I know you have…We all have!

Have you wanted to make the most out of the camera in your pocket? Curious to learn some techniques that will expand the creative possibilities of your iOS or Android phone? In this article, we’ll explore the possibilities unlocked by adding various Olloclip lenses and other accessories to enhance your field-of-view, discuss several simple yet effective compositional tips and overall best practices, and take a look at some editing apps to up your mobile photography game.

Some of the things we’ll cover:

  • Shooting with Olloclip lenses and other hardware
  • Creativity & Alternatives
  • Simple Do’s and Dont’s
  • Using Mobile Apps (To Shoot)
  • Using Mobile Apps (To Edit)


The photo editing app market is proliferated with powerful apps ~ some are capable of expanding your cameras native functionality, others provide you with incredible stylistic options. With all that’s available, It’s often tempting to take a quick photo and assume you can correct it afterward in post-production. While true, in most cases you’re better off capturing the best possible image IN-CAMERA by using sound technique and vision.

This will allow your editing to be what is was meant to be: a series of tools for enhancing and making minor adjustments to an otherwise photographically-sound photo, not its savior.

Mobile photography lenses:

Using the right hardware is key and the first to mention are lenses. It’s no doubt our phone’s cameras are powerhouses, but they have a fixed focal length which means they are only capable of presenting your surrounding within a single field of view. Olloclip and other manufacturers make exceptional lenses that can be added onto your phone to extend the capabilities of the stock camera. They assist us in taking photos by expanding/changing our field of view. So what do these lenses do?
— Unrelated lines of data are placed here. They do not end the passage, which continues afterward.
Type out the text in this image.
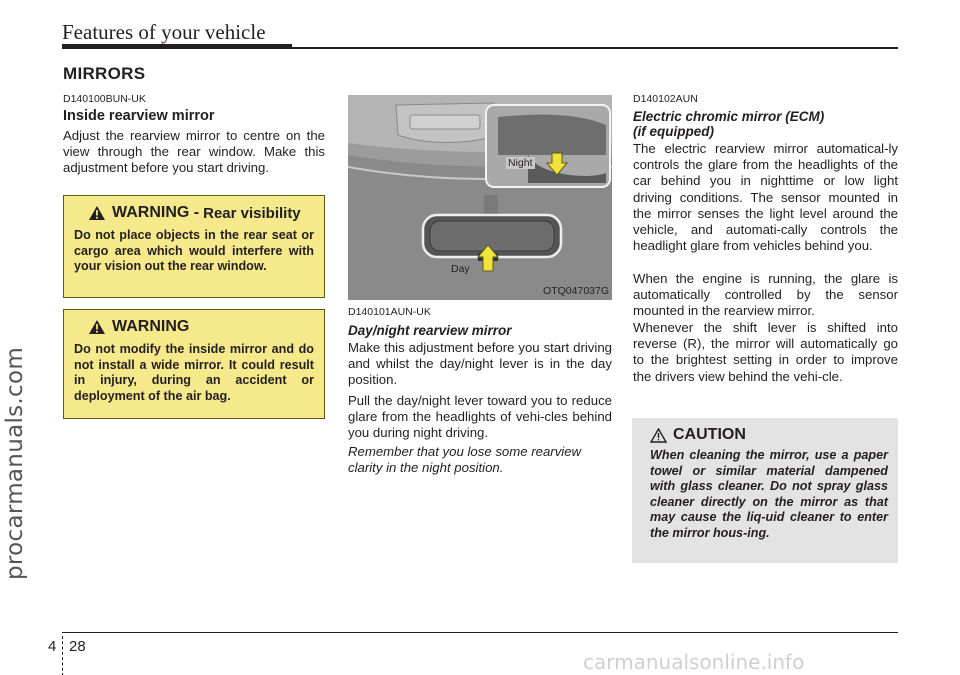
Features of your vehicle
procarmanuals.com
MIRRORS
D140100BUN-UK
Inside rearview mirror
Adjust the rearview mirror to centre on the view through the rear window. Make this adjustment before you start driving.
WARNING - Rear visibility
Do not place objects in the rear seat or cargo area which would interfere with your vision out the rear window.
WARNING
Do not modify the inside mirror and do not install a wide mirror. It could result in injury, during an accident or deployment of the air bag.
Night
Day
OTQ047037G
D140101AUN-UK
Day/night rearview mirror
Make this adjustment before you start driving and whilst the day/night lever is in the day position.
Pull the day/night lever toward you to reduce glare from the headlights of vehi-cles behind you during night driving.
Remember that you lose some rearview clarity in the night position.
D140102AUN
Electric chromic mirror (ECM)
(if equipped)
The electric rearview mirror automatical-ly controls the glare from the headlights of the car behind you in nighttime or low light driving conditions. The sensor mounted in the mirror senses the light level around the vehicle, and automati-cally controls the headlight glare from vehicles behind you.
When the engine is running, the glare is automatically controlled by the sensor mounted in the rearview mirror.
Whenever the shift lever is shifted into reverse (R), the mirror will automatically go to the brightest setting in order to improve the drivers view behind the vehi-cle.
CAUTION
When cleaning the mirror, use a paper towel or similar material dampened with glass cleaner. Do not spray glass cleaner directly on the mirror as that may cause the liq-uid cleaner to enter the mirror hous-ing.
4 28
carmanualsonline.info
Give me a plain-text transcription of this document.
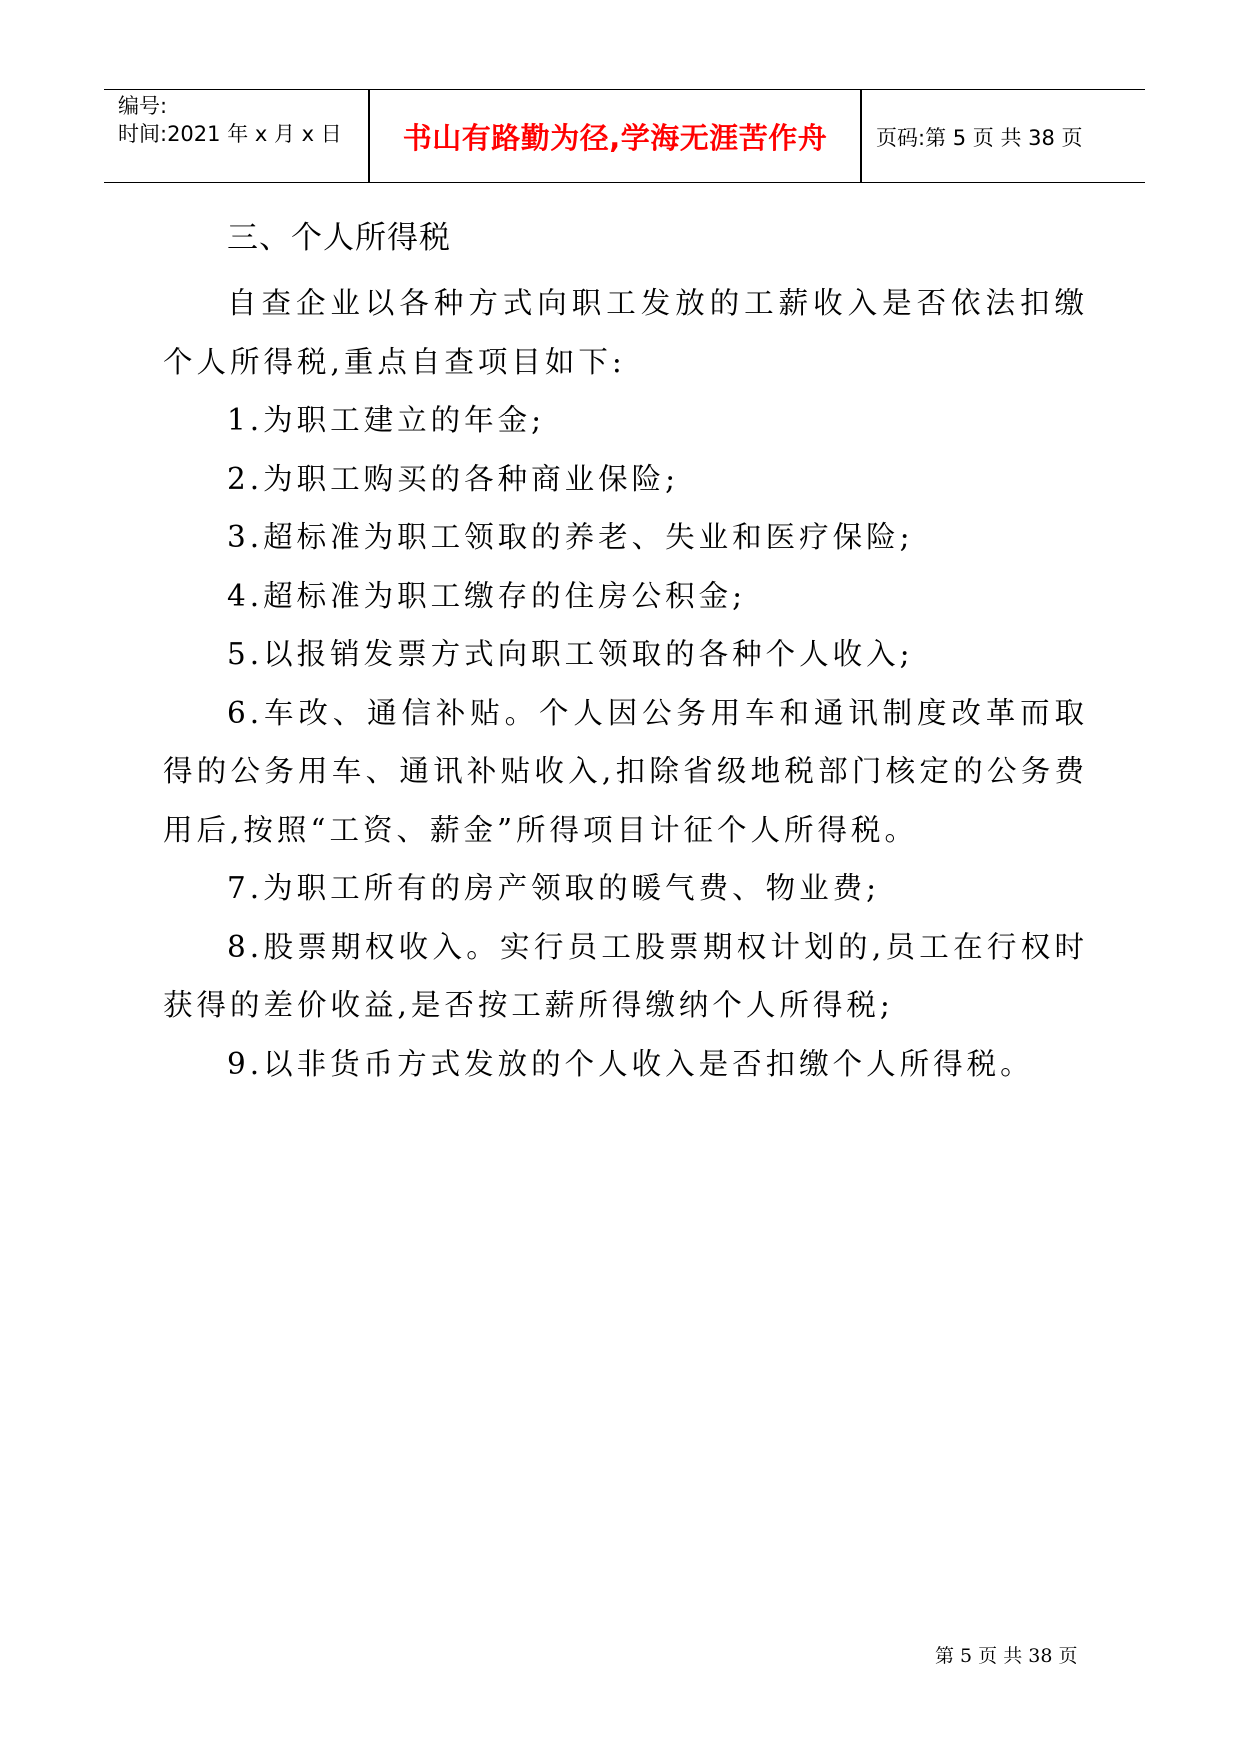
编号:
时间:2021 年 x 月 x 日	书山有路勤为径,学海无涯苦作舟	页码:第 5 页 共 38 页
三、个人所得税

自查企业以各种方式向职工发放的工薪收入是否依法扣缴个人所得税,重点自查项目如下:

1.为职工建立的年金;

2.为职工购买的各种商业保险;

3.超标准为职工领取的养老、失业和医疗保险;

4.超标准为职工缴存的住房公积金;

5.以报销发票方式向职工领取的各种个人收入;

6.车改、通信补贴。个人因公务用车和通讯制度改革而取得的公务用车、通讯补贴收入,扣除省级地税部门核定的公务费用后,按照“工资、薪金”所得项目计征个人所得税。

7.为职工所有的房产领取的暖气费、物业费;

8.股票期权收入。实行员工股票期权计划的,员工在行权时获得的差价收益,是否按工薪所得缴纳个人所得税;

9.以非货币方式发放的个人收入是否扣缴个人所得税。

第 5 页 共 38 页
Synonymous with “close up” shots, macro lenses are best at close range and optimized for edge to edge sharpness. Their ability to focus when you are super-close to your subject is what sets them apart, with its ability to magnify accurately being it’s strongest quality. If you seek detail in very small objects and living organisms (like insects and flowers for example), then pick up a macro lens.
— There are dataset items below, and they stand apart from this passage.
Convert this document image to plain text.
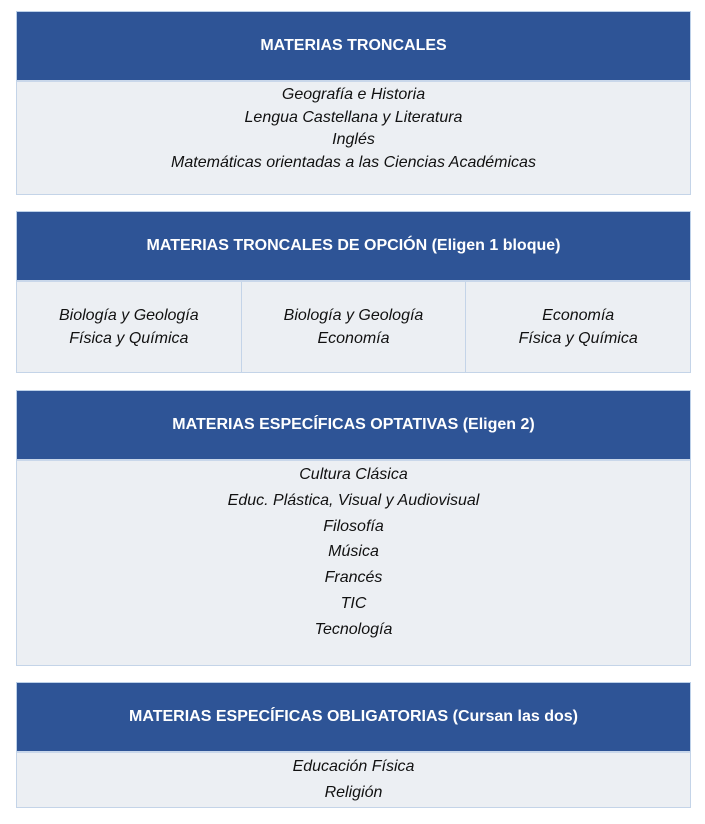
MATERIAS TRONCALES
Geografía e Historia
Lengua Castellana y Literatura
Inglés
Matemáticas orientadas a las Ciencias Académicas
MATERIAS TRONCALES DE OPCIÓN (Eligen 1 bloque)
Biología y Geología
Física y Química
Biología y Geología
Economía
Economía
Física y Química
MATERIAS ESPECÍFICAS OPTATIVAS (Eligen 2)
Cultura Clásica
Educ. Plástica, Visual y Audiovisual
Filosofía
Música
Francés
TIC
Tecnología
MATERIAS ESPECÍFICAS OBLIGATORIAS (Cursan las dos)
Educación Física
Religión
Telephoto lenses have longer focal lengths and more narrow fields of view, essentially bringing your subject “closer” to you. Handy for cases where you need to physically close the gap between you and your subject, telephoto lenses are also useful for creating different compositions. Keep in mind that telephoto lenses attached to your mobile phone are typically at a fixed magnification, and do not zoom like their DSLR counterparts.

Without a telephoto lens

With a telephoto lens


Wide Angle

Essentially a lens with a shorter focal length, wide angle lenses are extremely popular for a variety of shooting situations. From landscape to architecture to indoor situations, wide angle lenses allow you to capture more of the scene within your composition. But be aware of the natural distortion they introduce as things closer to the camera appear larger than things farther away, even if they are actually the same size.

Without a wideangle lens

With a wideangle lens



Fisheye lenses are ultra-wide wide angle lenses with a very specific purpose: to produce hyper-distorted images that optimize for spherical or panoramic images. The applications for fisheye lenses are endless, but they are the most niche lenses of the group, definitely not for everyone. They work exceptionally well when shooting naturally curved objects or scenes with interesting lines (the latter creates some wild results).

Photo by Albert Dross

Photo by Dora Hon

HARDWARE ~ Tripod/Shutter Release

Sharpness is king. In any photo. Tripods aren’t only for professionals, they’re relevant for anybody shooting on any platform when the stability is suspect. There are a lot of things that can create camera shake ~ wind and vibrations, unstable ground, even the beating of your heart during physical activity can impact the sharpness of your photo. To provide more stability when taking the shot, consider a lightweight tripod. It will help in low light conditions, allow you to take long exposure shots (when used in conjunction with the right apps), and even prevent shake at close distances if you’re a macro photographer.

JOBY: makes a very small but effective wireless shutter. It’s about the size of a couple nickels stacked together. It only takes a few moments to pair with your camera, and from there you’re able to shoot without needing to touch the camera’s screen. Put your phone on a small tripod and you can even take selfies from 25-50 feet away. In a pinch, Apple headphones offer the same functionality: just use the mic button as the shutter release!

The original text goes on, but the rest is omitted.